Проводилась следующая терапия: преднизолон по 30 мг/сут, витамины группы В внутримышечно (B1, B6 по 2 мл, 15 инъекций), тактивин по 100 мкг подкожно (10 инъекций). В период стационарного лечения дважды было рожистое воспаление (лица, левой верхней конечности), карбункул спины, зостериформный герпес.

В процессе лечения исчезли отечность и болезненность кистей и стоп (рис.5), зарубцевались очаги изъязвления на конечностях, уплостились и побледнели очаги на лице, голенях и бедрах.

Рис.5. Нижние конечности после лечения.

Повторное стационарное лечение в конце декабря 1996 г. На фоне амбулаторного снижения дозы кортикостероидов до 15 мг/сут на лбу справа стали появляться единичные бугорки величиной с просяное зерно, покраснели и несколько инфильтрировались элементы на носу и правой щеке. Сохранялись небольшая болезненность и припухлость межфаланговых суставов III и IV пальцев правой кисти. Высыпания на нижних конечностях узловатого характера полностью отсутствовали, высыпания на руках, бедрах приняли характер атрофических. По назначению фтизиатра получал этимизол по 0,1 г 2 раза в день и изониазид 0,3 г 2 раза в день в течение 3 мес.

В стационаре был назначен преднизолон по 40 мг (в течение 20 дней, затем медленно дозу снижали до 20 мг), циклофосфан по 100 мг внутримышечно (всего 0,9 г). Выписан с улучшением - регрессировали высыпания на лбу, высыпания на щеке и носу стали бледно-розового цвета, уплостились, восстановилось сгибание пальцев правой кисти.

Таким образом, мы наблюдали изменения кожи у больного системным саркоидозом, страдающим этим заболеванием 13 лет. Высыпания отличались не только распространенностью, но и своеобразием клинических проявлений, которые мы расценили как разные формы проявления саркоидоза у одного больного.
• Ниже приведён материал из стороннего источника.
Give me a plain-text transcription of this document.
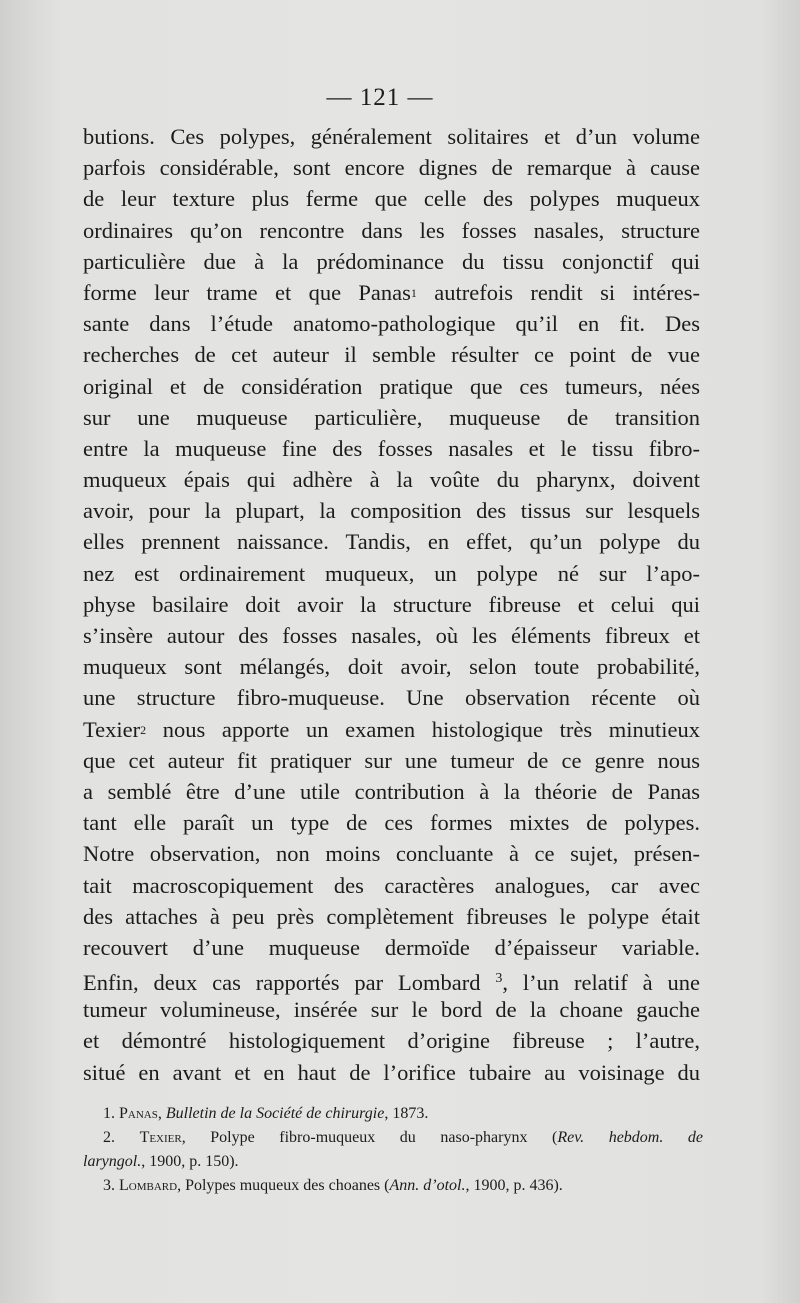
— 121 —
butions. Ces polypes, généralement solitaires et d’un volume
parfois considérable, sont encore dignes de remarque à cause
de leur texture plus ferme que celle des polypes muqueux
ordinaires qu’on rencontre dans les fosses nasales, structure
particulière due à la prédominance du tissu conjonctif qui
forme leur trame et que Panas1 autrefois rendit si intéres-
sante dans l’étude anatomo-pathologique qu’il en fit. Des
recherches de cet auteur il semble résulter ce point de vue
original et de considération pratique que ces tumeurs, nées
sur une muqueuse particulière, muqueuse de transition
entre la muqueuse fine des fosses nasales et le tissu fibro-
muqueux épais qui adhère à la voûte du pharynx, doivent
avoir, pour la plupart, la composition des tissus sur lesquels
elles prennent naissance. Tandis, en effet, qu’un polype du
nez est ordinairement muqueux, un polype né sur l’apo-
physe basilaire doit avoir la structure fibreuse et celui qui
s’insère autour des fosses nasales, où les éléments fibreux et
muqueux sont mélangés, doit avoir, selon toute probabilité,
une structure fibro-muqueuse. Une observation récente où
Texier2 nous apporte un examen histologique très minutieux
que cet auteur fit pratiquer sur une tumeur de ce genre nous
a semblé être d’une utile contribution à la théorie de Panas
tant elle paraît un type de ces formes mixtes de polypes.
Notre observation, non moins concluante à ce sujet, présen-
tait macroscopiquement des caractères analogues, car avec
des attaches à peu près complètement fibreuses le polype était
recouvert d’une muqueuse dermoïde d’épaisseur variable.
Enfin, deux cas rapportés par Lombard $^3$, l’un relatif à une
tumeur volumineuse, insérée sur le bord de la choane gauche
et démontré histologiquement d’origine fibreuse ; l’autre,
situé en avant et en haut de l’orifice tubaire au voisinage du
1. Panas, Bulletin de la Société de chirurgie, 1873.
2. Texier, Polype fibro-muqueux du naso-pharynx (Rev. hebdom. de
laryngol., 1900, p. 150).
3. Lombard, Polypes muqueux des choanes (Ann. d’otol., 1900, p. 436).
Большинство высыпаний мы трактовали как инфильтративную разновидность кожного саркоида Бека, а элементы на лице - как ангиолюпоид Брока - Потрие. На кистях и предплечьях бугорковые высыпания сопровождались изъязвлениями. Мы связывали это с влиянием производственных факторов, так как в течение 27 лет больной работал на химическом заводе вначале пропитчиком, а затем грузчиком в контакте со скипидаром, керосином, ксилолом, толуолом, лаками.

Плотные глубокорасположенные в подкожной жировой клетчатке опухоли, достигавшие размеров куриного яйца, мы трактовали как подкожные саркоиды Дарье - Русси. Костные изменения на кистях и стопах характеризовались остеопорозом эпифизов и кистозной перестройкой костной ткани. В процесс были вовлечены мягкие ткани кистей и стоп, что наблюдается крайне редко. Дифференциальный диагноз проводили с туберкулезной волчанкой и лепрой. В пользу саркоидоза свидетельствовали данные гистологического и рентгенологического исследований, наличие саркоидоза в анамнезе, положительный эффект от кортикостероидов.